Nie przyjmuj vouchera, domagaj się zwrotu pieniędzy. Przewoźnicy będą rozpieszczać pasażerów

Marcin Długosz
Linie lotnicze już teraz są sporo dłużne pasażerom, do tego tracą najbardziej marżowe źródła przychodów. Co to oznacza? Że muszą stanąć na rzęsach, by zachęcić podróżnych do kupowania biletów. To podróżni mają obecnie lepsze karty i mogą oczekiwać lepszych ofert.
Linie lotnicze powoli wracają do lotów. Są bardzo zdesperowane. To oznacza, że pasażerowie mogą liczyć na atrakcyjne oferty. Fot. 123rf.com
Bilety nie są głównym źródłem zysków linii lotniczych, bo mają dość niskie marże. Większe pieniądze przewoźnicy robią na dodatkowych usługach - priorytetowe wejście na pokład, dodatkowy bagaż, serwis pokładowy.

Ceny biletów w dół?

Ze względu na pandemię, odwołane loty, zaległości, jakich linie wciąż nie uregulowały względem pasażerów, te są w niewesołej sytuacji. Dodajmy do tego obostrzenia w podróżowaniu, o których coraz więcej się mówi - mniejszej liczbie pasażerów na pokładzie, braku serwisu pokładowego, koszty dezynfekcji maszyn i sprzętu ochronnego dla załóg - będą robiły, co tylko mogą, by przyciągnąć podróżujących, w tym obniżając, miejscami drastycznie, ceny.


− Takie działanie miałoby w krótkim czasie zachęcić szerokie grono podróżnych do ponownego latania, a w efekcie udowodnić, że jest to znowu bezpieczne - komentuje Jacek Podoba, szef firmy GIVT, zajmującej się pomocą dla pasażerów w sporach z liniami lotniczymi.

− Z kolei drugi scenariusz jest odwrotnością tego pierwszego − kontynuuje Jacek Podoba. − Przez to, że w najbliższych miesiącach tzw. "load factory", czyli stopień zapełnienia samolotu, będą niskie, ceny pojedynczych biletów powinny wzrosnąć, aby loty miały jakikolwiek finansowy sens − dodaje.
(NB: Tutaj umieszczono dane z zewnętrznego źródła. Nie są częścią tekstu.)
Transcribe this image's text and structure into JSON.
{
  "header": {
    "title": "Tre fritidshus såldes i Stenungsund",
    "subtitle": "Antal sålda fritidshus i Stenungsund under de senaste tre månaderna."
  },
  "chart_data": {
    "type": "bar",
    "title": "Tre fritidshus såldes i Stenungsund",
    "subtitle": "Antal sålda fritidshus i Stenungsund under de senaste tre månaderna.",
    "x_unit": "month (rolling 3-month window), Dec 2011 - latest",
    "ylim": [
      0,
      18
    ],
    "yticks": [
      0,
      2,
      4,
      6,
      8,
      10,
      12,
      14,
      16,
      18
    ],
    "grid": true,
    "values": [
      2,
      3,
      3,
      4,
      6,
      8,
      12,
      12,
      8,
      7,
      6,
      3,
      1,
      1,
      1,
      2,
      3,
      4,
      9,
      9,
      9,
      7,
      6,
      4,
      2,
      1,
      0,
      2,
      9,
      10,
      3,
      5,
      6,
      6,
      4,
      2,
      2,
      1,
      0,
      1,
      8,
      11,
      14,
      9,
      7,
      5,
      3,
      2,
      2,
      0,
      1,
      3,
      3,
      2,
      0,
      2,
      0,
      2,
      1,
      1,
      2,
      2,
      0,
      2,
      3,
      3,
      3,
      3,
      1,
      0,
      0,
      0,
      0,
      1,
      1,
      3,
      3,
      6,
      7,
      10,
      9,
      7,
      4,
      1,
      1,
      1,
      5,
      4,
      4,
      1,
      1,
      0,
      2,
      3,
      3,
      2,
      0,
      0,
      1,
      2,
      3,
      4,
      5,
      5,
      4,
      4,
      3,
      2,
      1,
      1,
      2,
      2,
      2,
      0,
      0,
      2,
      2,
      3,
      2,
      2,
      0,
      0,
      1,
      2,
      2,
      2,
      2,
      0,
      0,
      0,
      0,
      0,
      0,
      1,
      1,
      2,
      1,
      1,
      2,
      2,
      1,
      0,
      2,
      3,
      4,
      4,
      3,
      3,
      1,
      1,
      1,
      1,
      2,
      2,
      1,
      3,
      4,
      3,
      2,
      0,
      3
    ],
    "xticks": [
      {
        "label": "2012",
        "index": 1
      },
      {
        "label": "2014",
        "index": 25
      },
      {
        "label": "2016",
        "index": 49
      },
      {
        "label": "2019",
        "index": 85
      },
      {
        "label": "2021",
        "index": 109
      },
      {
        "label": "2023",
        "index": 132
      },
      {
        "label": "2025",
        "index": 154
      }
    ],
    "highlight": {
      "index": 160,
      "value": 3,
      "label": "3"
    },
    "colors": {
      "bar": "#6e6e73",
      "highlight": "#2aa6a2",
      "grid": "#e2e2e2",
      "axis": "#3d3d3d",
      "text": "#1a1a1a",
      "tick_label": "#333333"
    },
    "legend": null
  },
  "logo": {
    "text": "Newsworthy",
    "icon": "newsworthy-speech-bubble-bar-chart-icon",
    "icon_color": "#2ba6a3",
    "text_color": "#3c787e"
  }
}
Przyjmując ten wygodniejszy dla pasażerów scenariusz, a więc opcję obniżek, pamiętać należy, że to także wiąże się z ryzykiem. W ostatnich latach i bez pandemii mieliśmy przypadki bankructw linii lotniczych, a w tym roku są w nieporównywalnie gorszej sytuacji.

Tak czy inaczej, eksperci GIVT namawiają pasażerów, by nie przyjmowali zbyt ochoczo voucherów na odwołane czy przesunięte loty, a te z chęcią będą rozdawane przez linie. Lepiej ubiegać się o należny zwrot gotówki, co daje pasażerowi więcej opcji.

W próbach przewidzenia polityki cenowej zdesperowanych linii lotniczych nie pomaga brak jasnych regulacji państw unijnych co do środków ostrożności podejmowanych na czas rejsów.

Czego chcieliby sami pasażerowie?

Z badania firmy PROS, która usiłowała ustalić oczekiwania podróżnych względem linii lotniczych, wynika że większość z nich planuje jakiś przelot w perspektywie 6-12 miesięcy. Co by ich zachęciło do latania? Najczęściej wskazywano nieoczywiste formy - rodzaj rocznego abonamentu, który pozwalałby latać z danym przewoźnikiem lub usługę odroczonej płatności za bilet, istotną rolę gra dla nich nie tylko oferta, ale i warunki podróży - rezerwacja bez osoby siedzącej na miejscu obok, dostęp do środków ochronnych i dezynfekcji.

Napływają pierwsze szczegóły odnośnie odmrażania linii lotniczych. Ryanair wznawia 200 tras z i do Polski od 1 lipca, Wizzair już w połowie czerwca. Ten pierwszy, pośrednio potwierdzając tezę o desperacji przewoźników, zaoferował pasażerom możliwość uniknięcia opłaty za zmianę rezerwacji na wybranych lotach.